El sunup urgaç vuzû içün gül-i ruhsâra su

Abdest almak için el uzatıp gül gibi olan yanaklarına su vurunca sıçrayan her bir su damlasından binlerce rahmet denizi dalgalanmıştır

Hâk-i pâyine yetem dir ömrlerdür muttasıl

Başını daşdan daşa urup gezer âvâre su

Su ayağının toprağına ulaşayım diye başını taştan taşa vurarak ömürler boyu, durmaksızın başıboş gezer

Zerre zerre hâk-i dergâhına ister sala nûr

Dönmez ol dergâhdan ger olsa pâre pâre su

Su, onun eşiğinin toprağına zerrecikler halinde ışık salmak orayı aydınlatmak ister.
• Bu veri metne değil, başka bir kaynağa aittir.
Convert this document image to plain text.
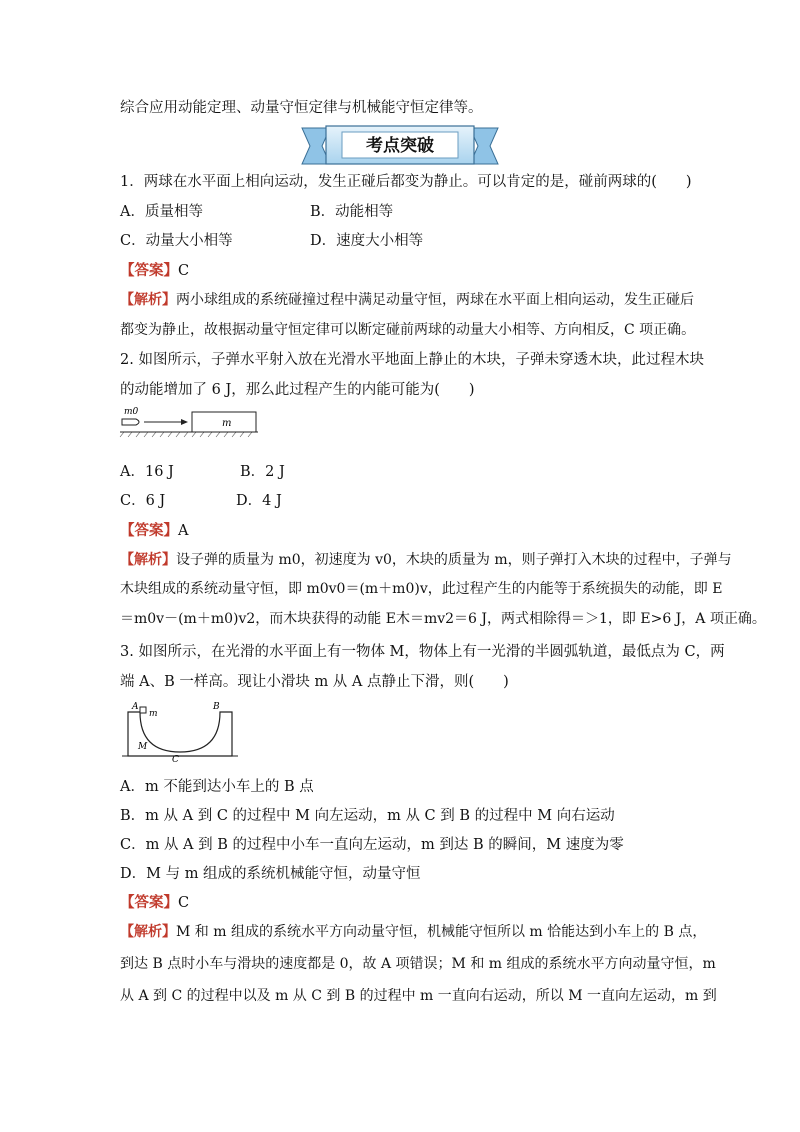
综合应用动能定理、动量守恒定律与机械能守恒定律等。
考点突破
1．两球在水平面上相向运动，发生正碰后都变为静止。可以肯定的是，碰前两球的(　　)
A．质量相等	B．动能相等
C．动量大小相等	D．速度大小相等
【答案】C
【解析】两小球组成的系统碰撞过程中满足动量守恒，两球在水平面上相向运动，发生正碰后
都变为静止，故根据动量守恒定律可以断定碰前两球的动量大小相等、方向相反，C 项正确。
2. 如图所示，子弹水平射入放在光滑水平地面上静止的木块，子弹未穿透木块，此过程木块
的动能增加了 6 J，那么此过程产生的内能可能为(　　)
m0
m
A．16 J	B．2 J
C．6 J	D．4 J
【答案】A
【解析】设子弹的质量为 m0，初速度为 v0，木块的质量为 m，则子弹打入木块的过程中，子弹与
木块组成的系统动量守恒，即 m0v0＝(m＋m0)v，此过程产生的内能等于系统损失的动能，即 E
＝m0v－(m＋m0)v2，而木块获得的动能 E木＝mv2＝6 J，两式相除得＝＞1，即 E>6 J，A 项正确。
3. 如图所示，在光滑的水平面上有一物体 M，物体上有一光滑的半圆弧轨道，最低点为 C，两
端 A、B 一样高。现让小滑块 m 从 A 点静止下滑，则(　　)
A
m
B
M
C
A．m 不能到达小车上的 B 点
B．m 从 A 到 C 的过程中 M 向左运动，m 从 C 到 B 的过程中 M 向右运动
C．m 从 A 到 B 的过程中小车一直向左运动，m 到达 B 的瞬间，M 速度为零
D．M 与 m 组成的系统机械能守恒，动量守恒
【答案】C
【解析】M 和 m 组成的系统水平方向动量守恒，机械能守恒所以 m 恰能达到小车上的 B 点，
到达 B 点时小车与滑块的速度都是 0，故 A 项错误；M 和 m 组成的系统水平方向动量守恒，m
从 A 到 C 的过程中以及 m 从 C 到 B 的过程中 m 一直向右运动，所以 M 一直向左运动，m 到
Eğer parça parça da olsa o eşikten dönmez

Zikr-i na’tün virdini dermân bilür ehl-i hatâ

Eyle kim def-i humâr içün içer mey-hâra su

Sarhoşlar içkiden sonra gelen bat adrysını gidermek için nasıl su içerlerse, günahkârlar da senin na’tının zikrini dillerinde tekrarlamayı dertlerine derman bilirler

Yâ Habîballah yâ Hayre’l beşer müştakunam

Eyle kim leb-teşneler yanup diler hemvâra su

Ey Allah'ın sevgilisi! Ey insanların en hayırlısı! Susamışların susuzluktan dudağı kurumuşların yanıp dâimâ su diledikleri gibi ben de seni özlüyorum.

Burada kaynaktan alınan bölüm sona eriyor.